血液,是生命之河,承载着氧气与养分。然而,当这条河流的“防洪堤坝”——凝血系统过度激活时,便会形成血栓,堵塞血管,引发心梗、脑卒中等致命疾病。在人体复杂的凝血网络中,凝血酶(Thrombin)如同一个核心开关,一旦被激活,便会催化纤维蛋白原转化为纤维蛋白,形成血凝块的骨架。因此,抑制凝血酶是抗血栓治疗的关键策略之一。
传统的抗凝血药物,如肝素(Heparin),虽广泛应用,却存在易引发出血、与多种非靶向蛋白相互作用等副作用。科学家们一直致力于寻找更精准、更安全的“分子狙击手”。上世纪90年代,通过一种名为SELEX的系统进化富集技术,研究人员筛选出了一段仅由15个核苷酸组成的DNA序列——凝血酶结合适配体(Thrombin-binding aptamer, TBA)。这段看似简单的序列能够折叠成一种独特的立体结构——G-四链体(G-quadruplex, G4),并像一把“分子钥匙”一样,精准地插入凝血酶的纤维蛋白原结合位点(外部位点1),从而锁住其活性,阻止血栓形成。

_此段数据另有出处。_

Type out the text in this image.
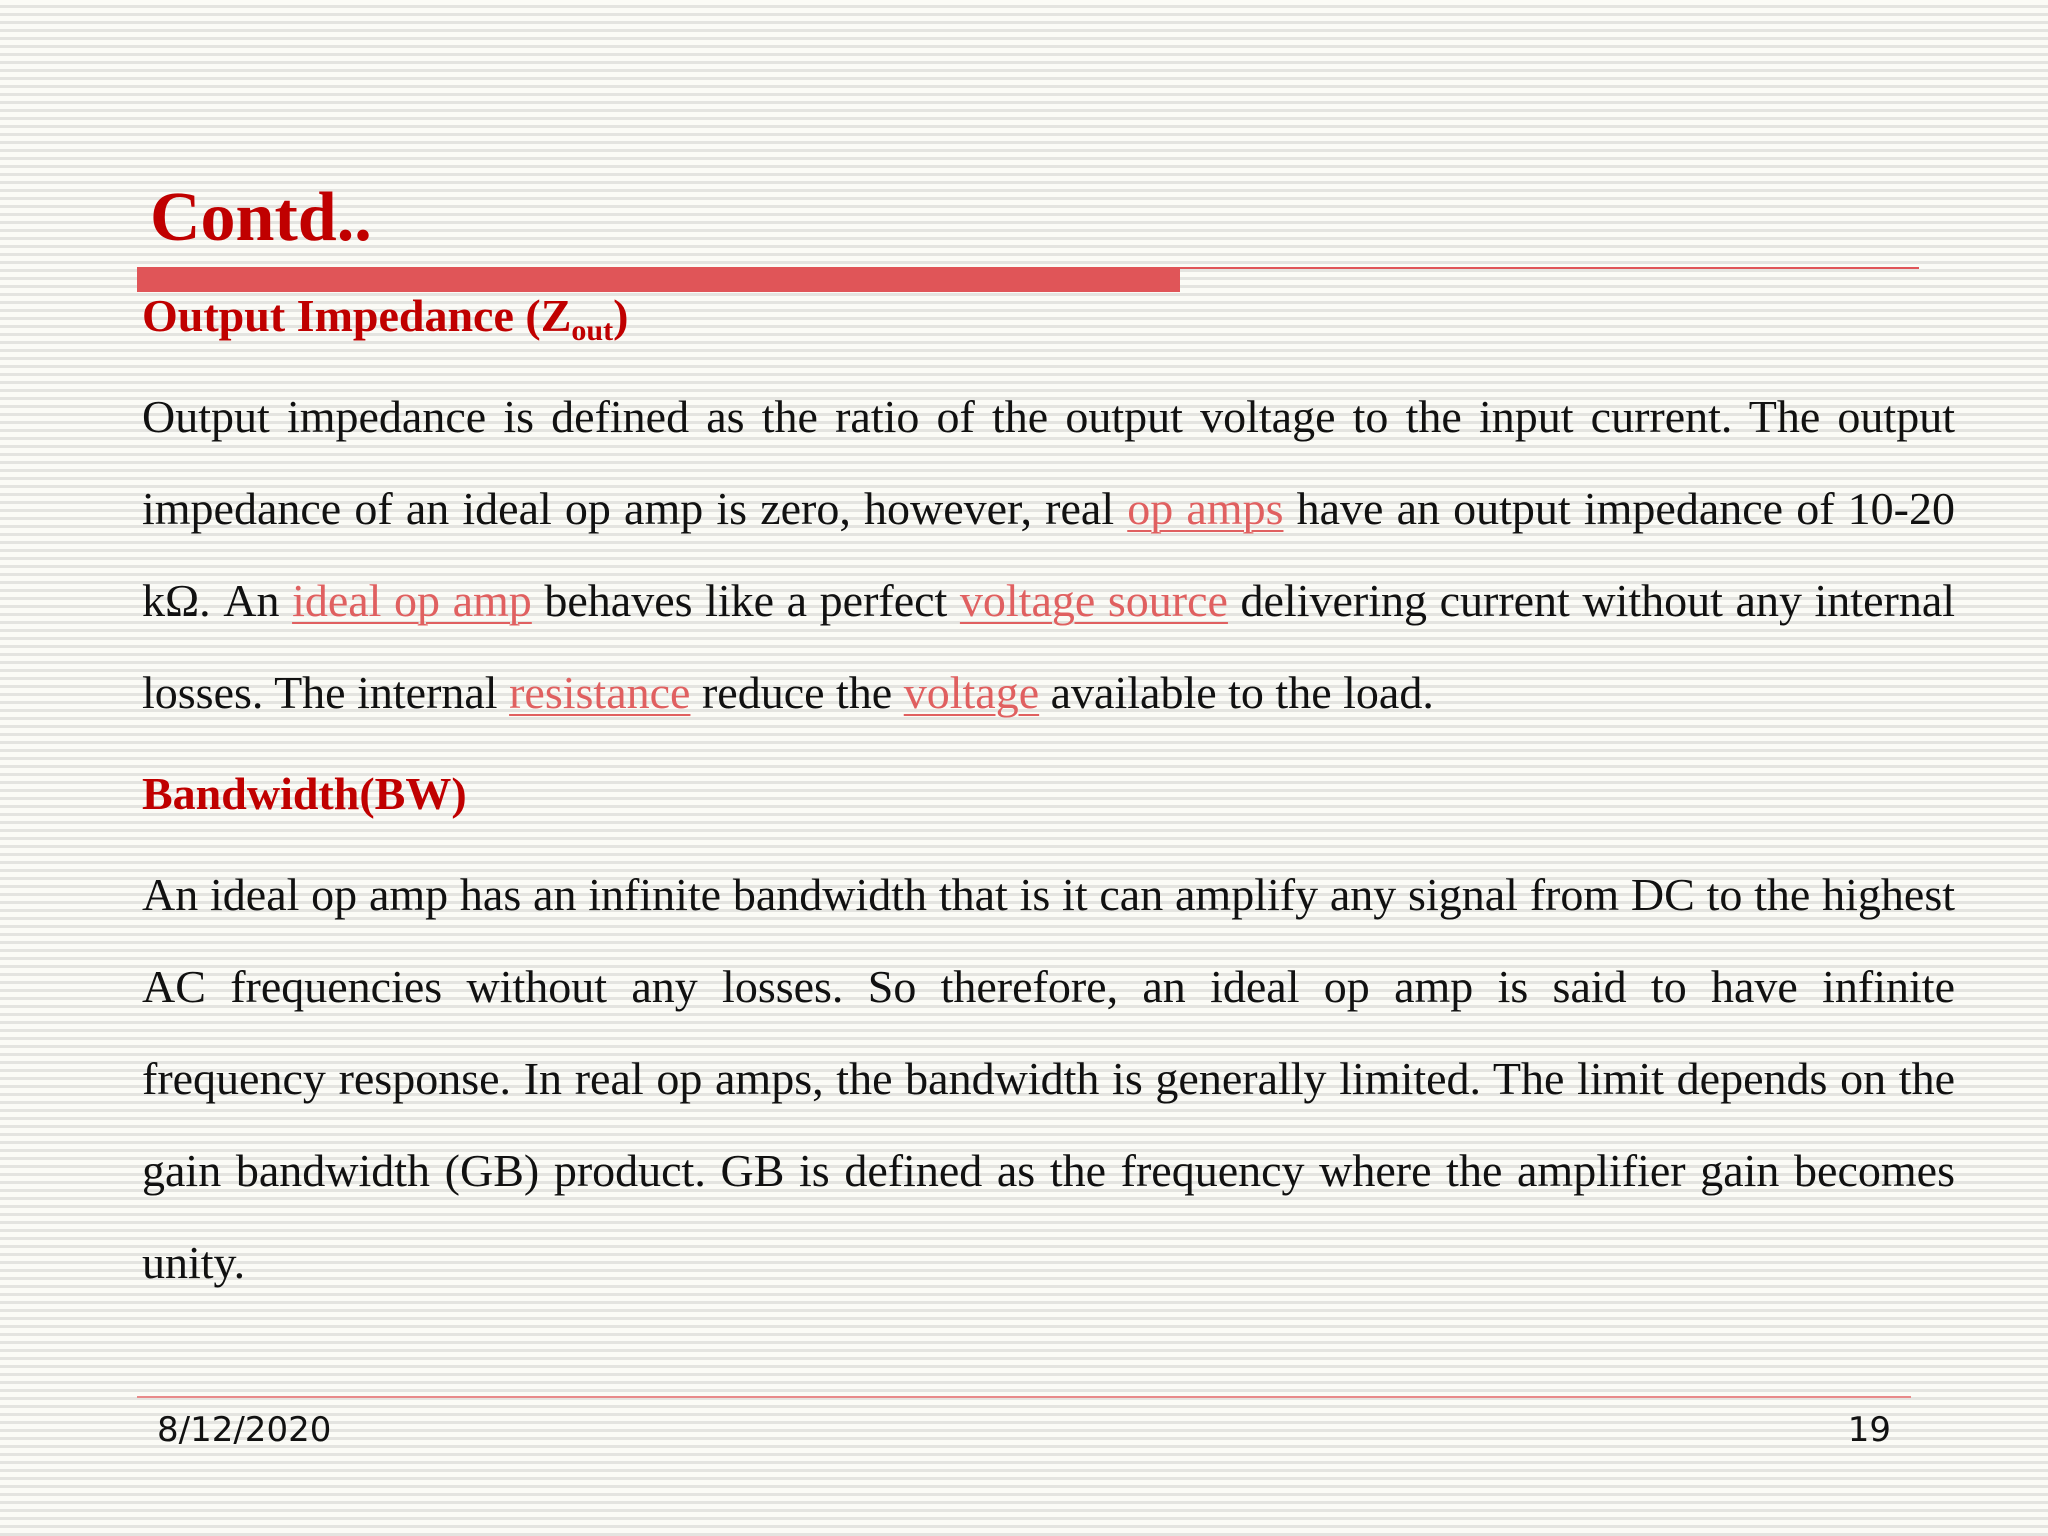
Contd..
Output Impedance $(Z_{out})$

Output impedance is defined as the ratio of the output voltage to the input current. The output impedance of an ideal op amp is zero, however, real op amps have an output impedance of 10-20 kΩ. An ideal op amp behaves like a perfect voltage source delivering current without any internal losses. The internal resistance reduce the voltage available to the load.

Bandwidth(BW)

An ideal op amp has an infinite bandwidth that is it can amplify any signal from DC to the highest AC frequencies without any losses. So therefore, an ideal op amp is said to have infinite frequency response. In real op amps, the bandwidth is generally limited. The limit depends on the gain bandwidth (GB) product. GB is defined as the frequency where the amplifier gain becomes unity.

8/12/2020	19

TBA曾被视为极具潜力的新型抗凝药物候选,并进入早期临床试验。然而,其抗凝效价不足等问题导致研发受阻。但这并未熄灭科学家优化它的热情。一个关键问题是:如何在不改变其核心“钥匙”形状(G4结构)的前提下,提升它的“耐用性”(体内稳定性)和“开锁效率”(抗凝活性)?此前有研究发现,在TBA的末端“加长”一些非互补的核苷酸(如腺苷A)或无碱基位点(abasic site),会显著影响其抗凝效果,尤其是3'末端的延伸能增强活性,而5'末端的延伸则会削弱活性。这背后隐藏着怎样的分子密码?是结构改变了,是变得更稳定了,还是更能抵抗体内酶的降解?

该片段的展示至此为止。